Lady Mary Primrose, Note
Lady Mary Primrose, Note The note, which is taped to the strathspey Lady Mary Primrose, reads: 'Lady Mary Primrose. This beautiful strain was composed by William Marshall & appeared in his collection as 'Invereshie'. We find it appears also in Nath Gow's coll: with the Strains reversed & altered little. Peter Milne did much to bring this exquisite morsel to the front, & welcome honesty and patriotism in sifting out all the corn from the chaff, deserves more than a passing notice.'
The Sadness of Life
The Sadness of Life This 'Eerie Pastoral' by Skinner, dated 10th September 1890, is dedicated to his friend and early mentor, Peter Milne. Milne, an opium addict, was an invalid for the last ten years of his life and died in 1908. Skinner has marked the music 'Grave & Intensely'and states that the music is to be played 'Hopelessly'. He has included a quote from Tennyson at the bottom of the page: 'Ah! That a man would arise in me That the man I am may cease to be'.
Dean Brig
Dean Brig Although Skinner credits Archie Allan of Forfar with the composition of The Dean Brig, this is not entirely certain. Allan died in 1831 aged 37. Skinner has made this copy in great haste - note the notes lacking stems in bars 9 and 10, as well as blots and splodges. It is very similar to the version which appears in Harp & Claymore. Skinner carries on the Peter Milne tribute theme here in the note at the bottom of the page: 'This, & many other beautiful old tunes, have been nursed & tended by Peter Milne.'
The Dean Brig o' Edinburgh
The Dean Brig o' Edinburgh This version of The Dean Brig makes an interesting comparison with JSS0035. There are only very minor differences: here, Skinner has added his characteristic flat slurs in bars 3, 7 and 15. He has thickened his accompaniment slightly with octaves. Bar 12 has a very slight melodic and rhythmic difference to the same bar in JSS0035.. Skinner's note at the end reads: 'Miss Gray of Carse is original title. The Rev Mr Tough exhibited his name in Davies Caledonian Repository with change of title. Mr Peter Milne undoubtedly made this fine Slow Strathspey popular.'
Fairbairns This slow strathspey was not composed by Skinner. He has left a space at the top of the manuscript for the composer's name, but this has not been inserted. Skinner started his career by playing cello accompaniments for Peter Milne. This is apparent in all his arrangements - he uses an extremely simple and basic bass line. In this case, he has even marked bars 1 and 3 with 'cello'. The note pasted on to the bottom of the manuscript reads: 'The last strain of above is used by street players as a part of 'Earl Grey' to which I must utter protest - When tradition is right, I defin'd it, with might - Earl Grey is a good tune bu it must stand by itself - S.S.'
Our Highland Queen
Our Highland Queen A short verse, defining the Victorian sentiment of the tune is pasted to the top LH corner: 'The blue bell may forget to spring, The Cold cease to blow; But Deeside men can ne'er forget The loyalty they owe. There are some differences between this and the version that appears in Harp & Claymore. Click on the audio link below to hear Skinner playing this melody.

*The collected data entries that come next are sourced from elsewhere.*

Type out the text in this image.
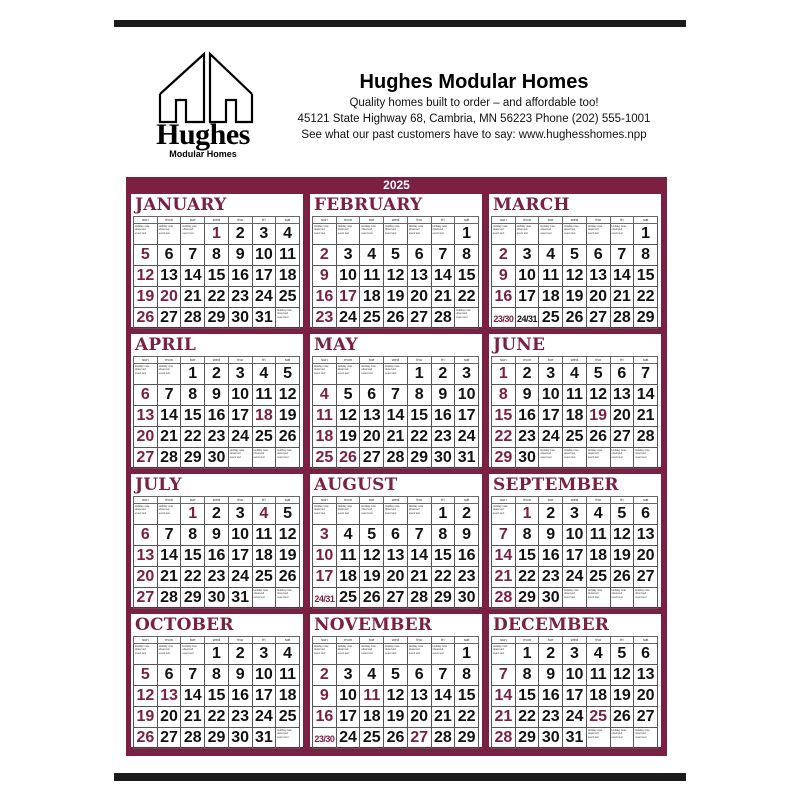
Hughes
Modular Homes
Hughes Modular Homes
Quality homes built to order – and affordable too!
45121 State Highway 68, Cambria, MN 56223 Phone (202) 555-1001
See what our past customers have to say: www.hughesshomes.npp
2025
JANUARY
sun	mon	tue	wed	thu	fri	sat

Holiday note
observed
event text	Holiday note
observed
event text	Holiday note
observed
event text	1	2	3	4
5	6	7	8	9	10	11
12	13	14	15	16	17	18
19	20	21	22	23	24	25
26	27	28	29	30	31	Holiday note
observed
event text
FEBRUARY
sun	mon	tue	wed	thu	fri	sat

Holiday note
observed
event text	Holiday note
observed
event text	Holiday note
observed
event text	Holiday note
observed
event text	Holiday note
observed
event text	Holiday note
observed
event text	1
2	3	4	5	6	7	8
9	10	11	12	13	14	15
16	17	18	19	20	21	22
23	24	25	26	27	28	Holiday note
observed
event text
MARCH
sun	mon	tue	wed	thu	fri	sat

Holiday note
observed
event text	Holiday note
observed
event text	Holiday note
observed
event text	Holiday note
observed
event text	Holiday note
observed
event text	Holiday note
observed
event text	1
2	3	4	5	6	7	8
9	10	11	12	13	14	15
16	17	18	19	20	21	22
23/30	24/31	25	26	27	28	29
APRIL
sun	mon	tue	wed	thu	fri	sat

Holiday note
observed
event text	Holiday note
observed
event text	1	2	3	4	5
6	7	8	9	10	11	12
13	14	15	16	17	18	19
20	21	22	23	24	25	26
27	28	29	30	Holiday note
observed
event text	Holiday note
observed
event text	Holiday note
observed
event text
MAY
sun	mon	tue	wed	thu	fri	sat

Holiday note
observed
event text	Holiday note
observed
event text	Holiday note
observed
event text	Holiday note
observed
event text	1	2	3
4	5	6	7	8	9	10
11	12	13	14	15	16	17
18	19	20	21	22	23	24
25	26	27	28	29	30	31
JUNE
sun	mon	tue	wed	thu	fri	sat
1	2	3	4	5	6	7
8	9	10	11	12	13	14
15	16	17	18	19	20	21
22	23	24	25	26	27	28
29	30	Holiday note
observed
event text	Holiday note
observed
event text	Holiday note
observed
event text	Holiday note
observed
event text	Holiday note
observed
event text
JULY
sun	mon	tue	wed	thu	fri	sat

Holiday note
observed
event text	Holiday note
observed
event text	1	2	3	4	5
6	7	8	9	10	11	12
13	14	15	16	17	18	19
20	21	22	23	24	25	26
27	28	29	30	31	Holiday note
observed
event text	Holiday note
observed
event text
AUGUST
sun	mon	tue	wed	thu	fri	sat

Holiday note
observed
event text	Holiday note
observed
event text	Holiday note
observed
event text	Holiday note
observed
event text	Holiday note
observed
event text	1	2
3	4	5	6	7	8	9
10	11	12	13	14	15	16
17	18	19	20	21	22	23
24/31	25	26	27	28	29	30
SEPTEMBER
sun	mon	tue	wed	thu	fri	sat

Holiday note
observed
event text	1	2	3	4	5	6
7	8	9	10	11	12	13
14	15	16	17	18	19	20
21	22	23	24	25	26	27
28	29	30	Holiday note
observed
event text	Holiday note
observed
event text	Holiday note
observed
event text	Holiday note
observed
event text
OCTOBER
sun	mon	tue	wed	thu	fri	sat

Holiday note
observed
event text	Holiday note
observed
event text	Holiday note
observed
event text	1	2	3	4
5	6	7	8	9	10	11
12	13	14	15	16	17	18
19	20	21	22	23	24	25
26	27	28	29	30	31	Holiday note
observed
event text
NOVEMBER
sun	mon	tue	wed	thu	fri	sat

Holiday note
observed
event text	Holiday note
observed
event text	Holiday note
observed
event text	Holiday note
observed
event text	Holiday note
observed
event text	Holiday note
observed
event text	1
2	3	4	5	6	7	8
9	10	11	12	13	14	15
16	17	18	19	20	21	22
23/30	24	25	26	27	28	29
DECEMBER
sun	mon	tue	wed	thu	fri	sat

Holiday note
observed
event text	1	2	3	4	5	6
7	8	9	10	11	12	13
14	15	16	17	18	19	20
21	22	23	24	25	26	27
28	29	30	31	Holiday note
observed
event text	Holiday note
observed
event text	Holiday note
observed
event text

My Bonnet Blue lies stained and Bloody, or The Farewell
My Bonnet Blue lies stained and Bloody, or The Farewell Skinner has given this dramatically titled piece some dramatic directions. To ensure that the performer gets the right degree of pathos, the directions are to play the tune very slowly and with 'intense and Patriotic feeling'. The many military campaigns involving Scottish soldiers which were mounted during the late Victorian era inspired a great deal of patriotic feeling. As well as providing an easier alternative to the penultimate bar, Skinner has also directed that this should be the very last melody in Harp & Claymore. The volume underwent many changes in content and layout, and My Bonnet Blue is not the final entry.
My Bonnet Blue lies stained and Bloody (verso)
My Bonnet Blue lies stained and Bloody (verso) Letter to the Skinner's friend 'The Laird of Drumblair' which has been entirely crossed out: My dear Laird, 14 Melodies composed here!!! This one just hot, please appreciate the sentiment and place in the Harp & Claymore MS. Peter Milne tells me that I compose better than ever. Alas, poor Peter, Alas La Teste [who wrote many lyrics which Skinner set to music]. Off to dress for closing at Old Deer tonight. Dear Laird this air ought to be copied for you. Not sure of heat [uncertain] shift - yours aye Scott Skinner'.